Without me realizing, I arrived in front of her house. She lives at the rooftop since she likes it so much ever since she was young. She lives by herself because her parents are too busy with their business trips and she decides to live her own since she hate living in a big house with no freedom. I turn doorknob open and enter her apartment. The apartment seems so dark so I turn on the light and found her hugging herself in the corner, sobbing. I quickly ran to her side and comfort her.

"(Y/N), what's wrong? Are you okay? Are you hurt? It's okay.

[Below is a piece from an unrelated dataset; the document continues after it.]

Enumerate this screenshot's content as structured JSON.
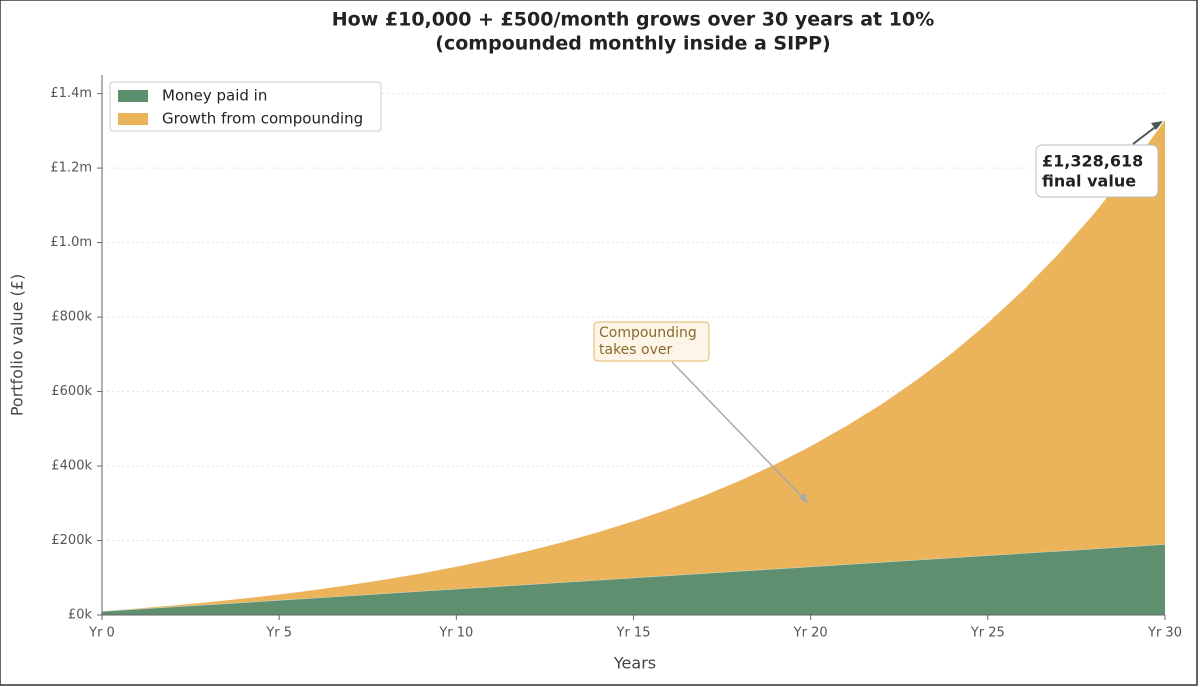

I'm right here." I comfort her and hug her tightly in my arms. But she aggressively push me and that made me lay on the floor. She still keep her head low, arms crossed over her chest. Her long hair covers her beautiful face and I naturally tuck her hair behind her right ear. She keep her face away from me and look on her left side, still sobbing.

"Okay, look. I know it's been a while since the last time we see each other but I'm right here. Right beside you. Physically. Aren't you going to embrace me and say you missed me as much I am to you?"

Silence.

"Are we gonna keep this silent treatment again?" I ask angrily.

Silence..

"Okay fine! Whatever you do, I don't give a shit about it now!" I shouted and left the place.

...

I went straight to my dorm after I left her apartment. I'm all alone in here since other members are off to their hometown to meet their family. I usually visit my family during weekends since they are not much at home during weekdays. And now, planning on meeting the person who I've always been wanted to see everyday, every second, turned out with another fight. I know she's a quiet person who doesn't talk much to people except for the one who knows her for a long time. But right now I just can't seem to handle my anger. How I hate having a silent treatment after not meeting for 2 weeks. How I hate being able to see her for only 5 minutes. Sigh..

"Let's just take a nap for a while." I said to myself and closes my eyes.